Before my junior year I was picked to go on an all expense leadership and learning experience to Israel with the Elijah Cummings Youth program of Israel. I kept asking Ms. Randall to take me and then she finally told me I wasn’t actually adopted or documented with the state as being in foster care.  No one wants to hear they are adopted, but you especially do not want to hear you are not adopted. I never knew and the information was a lot to internalize and I got really worried about how I would get everything ready for my trip! I still didn’t have any identification to get a passport so I talked to a faculty member at SPSG and she said she would help me get my birth certificate and any other documents I needed.  I was able to get all of the information I needed in time and go to Israel! An experience I am still thankful for everyday!

After I came back from Israel I learned that Ms. Randall had been hospitalized and had fallen very ill. She had a history of seizures and high blood pressure so her health wasn’t perfect. The faculty member who helped me was Titia Dunn.

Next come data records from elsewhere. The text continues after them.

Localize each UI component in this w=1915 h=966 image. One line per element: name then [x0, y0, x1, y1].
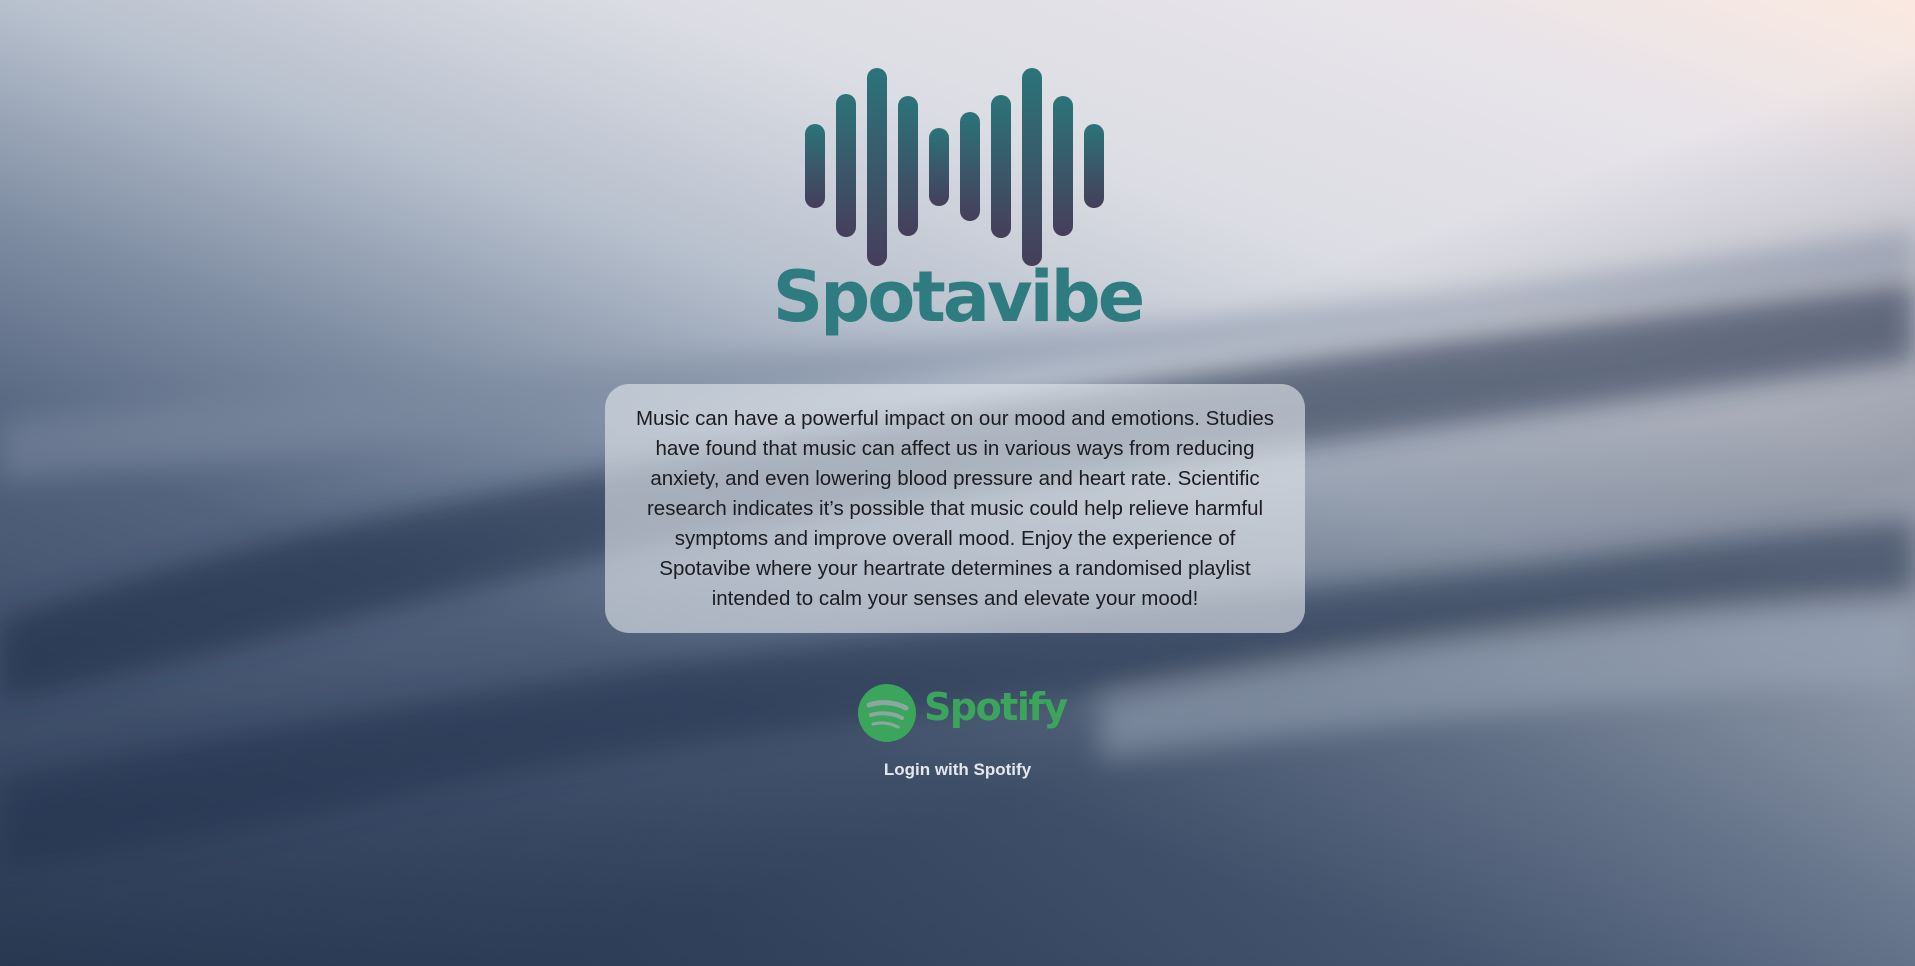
sound-wave-logo-icon: [805, 68, 1104, 266]
intro-card: Music can have a powerful impact on our …: [605, 384, 1305, 633]
landing-content: Spotavibe Music can have a powerful impa…: [0, 0, 1915, 966]
login-with-spotify-button[interactable]: Login with Spotify: [855, 760, 1060, 780]
spotify-wordmark: Spotify: [924, 685, 1068, 729]
spotify-logo-link[interactable]: Spotify: [855, 682, 1068, 746]
intro-text: Music can have a powerful impact on our …: [635, 406, 1275, 610]
brand-name: Spotavibe: [772, 256, 1146, 338]
spotify-logo-icon: [858, 684, 916, 742]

We grew close very quickly and talked all the time. I would go stay with her on some weekends and she became a second family to me. Ms. Randall got so sick and things got so bad that we lost our house again! I didn’t know where I was going to stay for senior year of high school and then after, so I talked to Mrs. Dunn and she offered her home to me. I moved in with her and finished my senior year. I was able to win many awards at SPSG and because of all my contributions and academics I was offered a full scholarship to The University of Maryland College Park (UMD). UMD has generously helped me with paying for all of my expenses.  At the University of Maryland I am apart of the Terps for Change community service organization and the University Student Judiciary. I have served as senator of my dorm hall, worked on the Resident Life Advisory Team, and become a volunteer for So Others Might Eat (SOME) homeless soup kitchen.

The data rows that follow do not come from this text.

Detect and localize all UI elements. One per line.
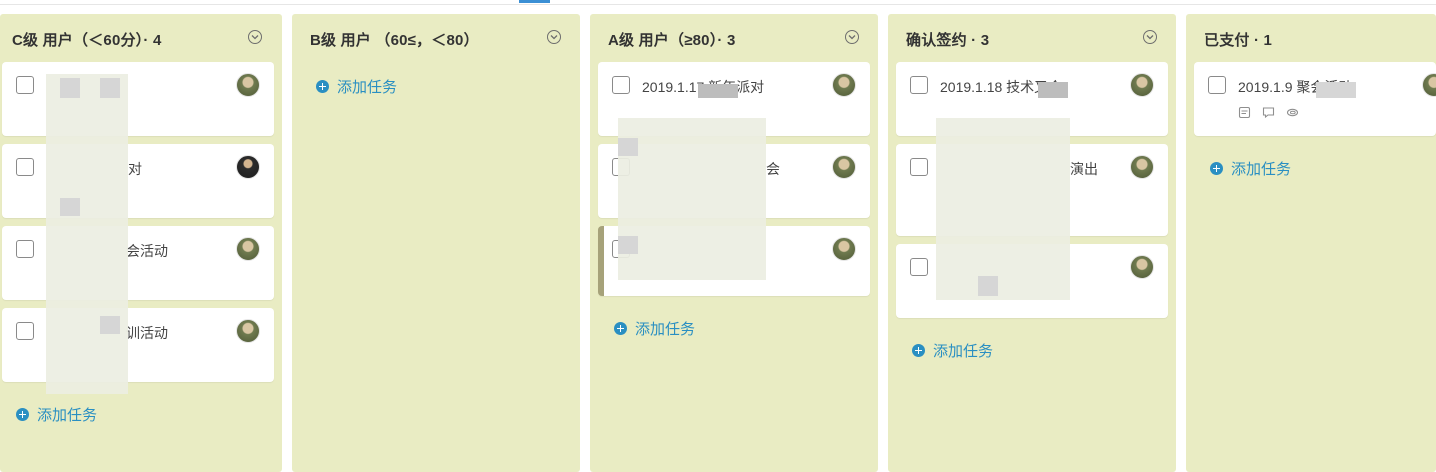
active-tab-indicator — [519, 0, 550, 3]
plus-circle-icon — [1210, 161, 1223, 175]
redacted-area — [978, 276, 998, 296]
task-card[interactable]: 训活动 — [2, 308, 274, 382]
add-task-button[interactable]: 添加任务 — [316, 76, 397, 96]
redacted-area — [618, 138, 638, 156]
avatar-icon[interactable] — [236, 155, 260, 179]
plus-circle-icon — [316, 79, 329, 93]
task-card[interactable]: 对 — [2, 144, 274, 218]
task-title: 训活动 — [126, 325, 168, 341]
add-task-label: 添加任务 — [1231, 160, 1292, 178]
avatar-icon[interactable] — [832, 237, 856, 261]
plus-circle-icon — [912, 343, 925, 357]
task-card[interactable] — [2, 62, 274, 136]
column-title: 确认签约 · 3 — [906, 32, 990, 49]
redacted-area — [60, 198, 80, 216]
add-task-label: 添加任务 — [37, 406, 98, 424]
avatar-icon[interactable] — [1130, 255, 1154, 279]
redacted-area — [100, 78, 120, 98]
kanban-board: C级 用户（＜60分）· 4 对 会活动 训活动 添加任务 B级 用户 （60≤… — [0, 14, 1436, 472]
task-checkbox[interactable] — [612, 76, 630, 94]
task-checkbox[interactable] — [16, 240, 34, 258]
avatar-icon[interactable] — [832, 155, 856, 179]
column-menu-chevron-icon[interactable] — [845, 30, 859, 44]
redacted-area — [1316, 82, 1356, 98]
task-checkbox[interactable] — [16, 322, 34, 340]
task-checkbox[interactable] — [910, 158, 928, 176]
top-tab-bar — [0, 0, 1436, 5]
column-menu-chevron-icon[interactable] — [547, 30, 561, 44]
avatar-icon[interactable] — [1422, 73, 1436, 97]
avatar-icon[interactable] — [1130, 73, 1154, 97]
avatar-icon[interactable] — [236, 237, 260, 261]
column-title: 已支付 · 1 — [1204, 32, 1273, 49]
task-checkbox[interactable] — [1208, 76, 1226, 94]
redacted-area — [618, 236, 638, 254]
column-b-level: B级 用户 （60≤，＜80） 添加任务 — [292, 14, 580, 472]
add-task-label: 添加任务 — [337, 78, 398, 96]
task-checkbox[interactable] — [910, 258, 928, 276]
task-title: 会活动 — [126, 243, 168, 259]
redacted-area — [100, 316, 120, 334]
add-task-button[interactable]: 添加任务 — [912, 340, 993, 360]
redacted-area — [936, 118, 1070, 300]
task-title: 会 — [766, 161, 780, 177]
redacted-area — [60, 78, 80, 98]
task-title: 对 — [128, 161, 142, 177]
column-title: B级 用户 （60≤，＜80） — [310, 32, 479, 49]
plus-circle-icon — [614, 321, 627, 335]
column-a-level: A级 用户（≥80）· 3 2019.1.17 新年派对 会 添加任务 — [590, 14, 878, 472]
column-menu-chevron-icon[interactable] — [248, 30, 262, 44]
column-c-level: C级 用户（＜60分）· 4 对 会活动 训活动 添加任务 — [0, 14, 282, 472]
task-checkbox[interactable] — [16, 158, 34, 176]
add-task-button[interactable]: 添加任务 — [614, 318, 695, 338]
column-signed: 确认签约 · 3 2019.1.18 技术叉会 演出 添加任务 — [888, 14, 1176, 472]
avatar-icon[interactable] — [832, 73, 856, 97]
column-menu-chevron-icon[interactable] — [1143, 30, 1157, 44]
plus-circle-icon — [16, 407, 29, 421]
redacted-area — [618, 118, 766, 280]
task-title: 演出 — [1070, 161, 1098, 177]
redacted-area — [46, 74, 128, 394]
redacted-area — [1038, 82, 1068, 98]
add-task-label: 添加任务 — [933, 342, 994, 360]
task-checkbox[interactable] — [16, 76, 34, 94]
avatar-icon[interactable] — [236, 73, 260, 97]
avatar-icon[interactable] — [236, 319, 260, 343]
comment-icon — [1262, 106, 1276, 120]
note-icon — [1238, 106, 1252, 120]
task-card[interactable]: 会活动 — [2, 226, 274, 300]
redacted-area — [698, 84, 738, 98]
task-meta-icons — [1238, 106, 1300, 120]
column-title: A级 用户（≥80）· 3 — [608, 32, 736, 49]
task-checkbox[interactable] — [910, 76, 928, 94]
column-paid: 已支付 · 1 2019.1.9 聚会活动 添加任务 — [1186, 14, 1436, 472]
add-task-button[interactable]: 添加任务 — [16, 404, 97, 424]
add-task-label: 添加任务 — [635, 320, 696, 338]
attachment-icon — [1286, 106, 1300, 120]
column-title: C级 用户（＜60分）· 4 — [12, 32, 162, 49]
task-card[interactable]: 2019.1.9 聚会活动 — [1194, 62, 1436, 136]
add-task-button[interactable]: 添加任务 — [1210, 158, 1291, 178]
avatar-icon[interactable] — [1130, 155, 1154, 179]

I have done three productions at UMD as well, Twilight, Los Angeles: 1992, The Me Nobody knows and an original student written production called Tone of Silence. I just finished my third semester and can’t wait to jump in next semester to get involved. I am a first generation college student, Mrs. Dunn and UMD have helped make the transition to college for me very easy. Mrs. Dunn did helped me get into foster care so I could get health insurance. I had never been to the dentist and was behind on a lot of shots, but Mrs. Dunn helped me to take care of everything. Ms. Randall and I still keep in touch but she is in a nursing home getting the medical attention she needs. My life mad a complete 160 and everyday I feel blessed and thankful to be where I am.

I am a double major of Theater and Hearing and Speech at UMD and I can’t wait to graduate and go to graduate school and accomplish all the goals I have set for myself. I do still think about that I have never met my biological parents and even all the adversity I’ve had to deal with, but I know everything has made me the person I am today and I’m extremely proud of myself and what my future holds.